This Sunday is Mother’s Day, which is not a Christian holiday, but it is a significant cultural holiday. Doubtless you’ve been inundated with all the ads touting various products as “the perfect gift for Mom,” or special discounts on flower arrangements, and of course the stores are filled with Mother’s Day greeting cards. Many families are planning special celebrations for the mothers in their lives.
And it is wonderful and important to take time to celebrate the mothers in our lives who have given so much of their time and energy and love to ensure the health and well-being of their children. So if you are able to reach out and express special love and gratitude to your own mother or to mothers of one kind or another in your life, I encourage you to do so this Sunday!
At the same time, precisely because of all that attention and celebration, Mother’s Day can be a very difficult day for many people. There are those whose relationship with their mothers is a source of conflict, emotional pain, or even abuse. Being constantly urged to celebrate such a relationship is itself then a source of pain or trauma.
Then there are mothers who are estranged from their children, for many different reasons, and who mourn that estrangement.
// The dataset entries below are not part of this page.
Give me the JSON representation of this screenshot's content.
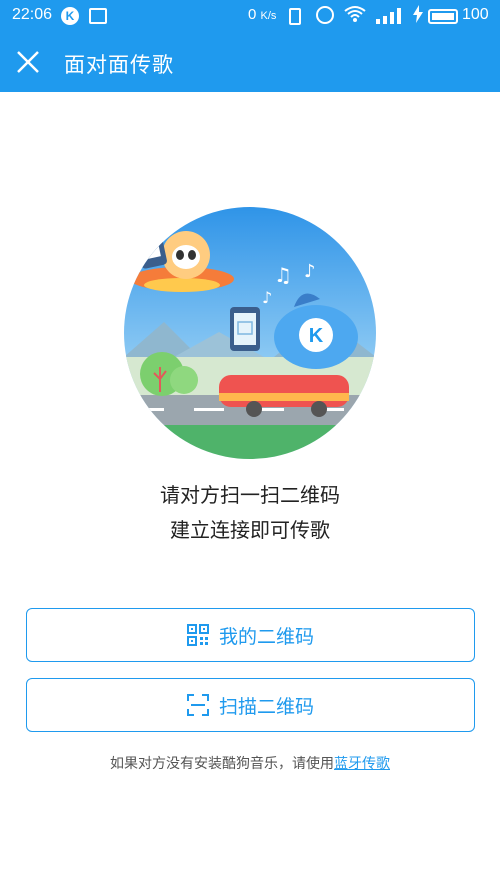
{
  "status_bar": {
    "time": "22:06",
    "speed_value": "0",
    "speed_unit": "K/s",
    "battery": "100"
  },
  "header": {
    "title": "面对面传歌",
    "close_icon": "close-icon"
  },
  "instructions": {
    "line1": "请对方扫一扫二维码",
    "line2": "建立连接即可传歌"
  },
  "buttons": {
    "my_qr": "我的二维码",
    "scan_qr": "扫描二维码"
  },
  "footer": {
    "text": "如果对方没有安装酷狗音乐，请使用",
    "link": "蓝牙传歌"
  },
  "colors": {
    "accent": "#1f9aee"
  }
}
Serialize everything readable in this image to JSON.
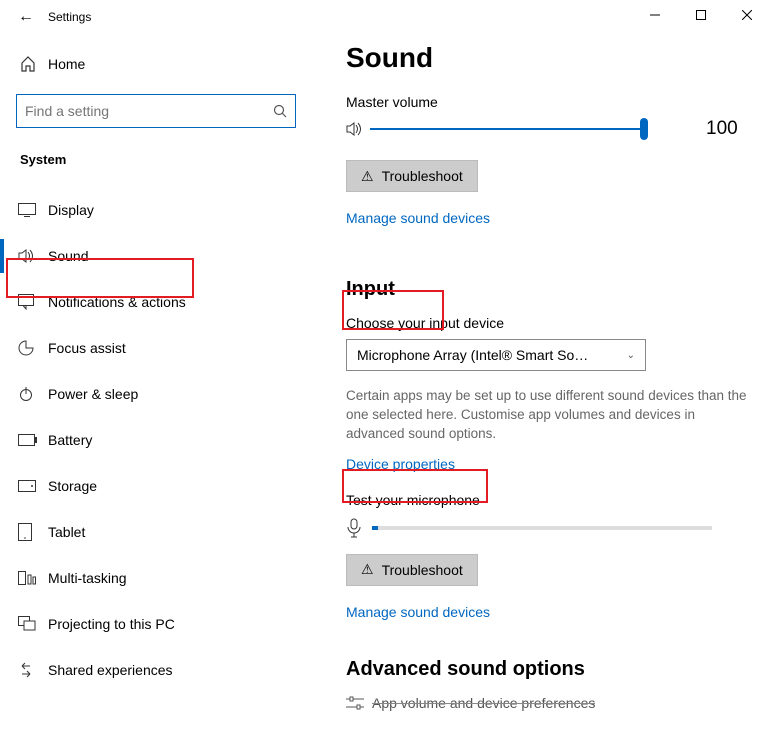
{
  "window": {
    "title": "Settings"
  },
  "sidebar": {
    "home": "Home",
    "search_placeholder": "Find a setting",
    "section": "System",
    "items": [
      {
        "label": "Display"
      },
      {
        "label": "Sound",
        "selected": true
      },
      {
        "label": "Notifications & actions"
      },
      {
        "label": "Focus assist"
      },
      {
        "label": "Power & sleep"
      },
      {
        "label": "Battery"
      },
      {
        "label": "Storage"
      },
      {
        "label": "Tablet"
      },
      {
        "label": "Multi-tasking"
      },
      {
        "label": "Projecting to this PC"
      },
      {
        "label": "Shared experiences"
      }
    ]
  },
  "main": {
    "title": "Sound",
    "master_volume_label": "Master volume",
    "volume_value": "100",
    "troubleshoot": "Troubleshoot",
    "manage_devices": "Manage sound devices",
    "input_heading": "Input",
    "choose_input_label": "Choose your input device",
    "input_device": "Microphone Array (Intel® Smart So…",
    "input_help": "Certain apps may be set up to use different sound devices than the one selected here. Customise app volumes and devices in advanced sound options.",
    "device_properties": "Device properties",
    "test_mic_label": "Test your microphone",
    "advanced_heading": "Advanced sound options",
    "app_prefs": "App volume and device preferences"
  }
}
There are children who are grieving the death of beloved mothers, so Mother’s Day gets wrapped up in that grief; there are mothers who are grieving the death of their children, which makes the day particularly painful.
And there are women who want to be mothers but are not, whether because of life circumstances, fertility issues or because of miscarriages (which bring their own unique and often unrecognized grief) or life circumstances.
As Christians, we are called to “rejoice with those who rejoice, and weep with those who weep” (Romans 12:15). I want to suggest that verse as the lens through which we view and understand Mother’s Day as Christians. For many, it is and should be a day of rejoicing in good and faithful mothers, and we can and should join in those celebrations as part of our pastoral ministry.
At the same time, there are many who are weeping on Mother’s Day, and we have a responsibility to join in that at least as much as in the rejoicing, so that members of Christ’s Body are not weeping alone. So this Sunday, in the Prayers of the People, we will hold those who rejoice and those who weep in prayer.
And I encourage you, in your own lives, to find ways to be in a ministry of both rejoicing and weeping with those around you as well, so that we may share Christ’s love with those who are in particular need of it, in times of joy and times of sorrow.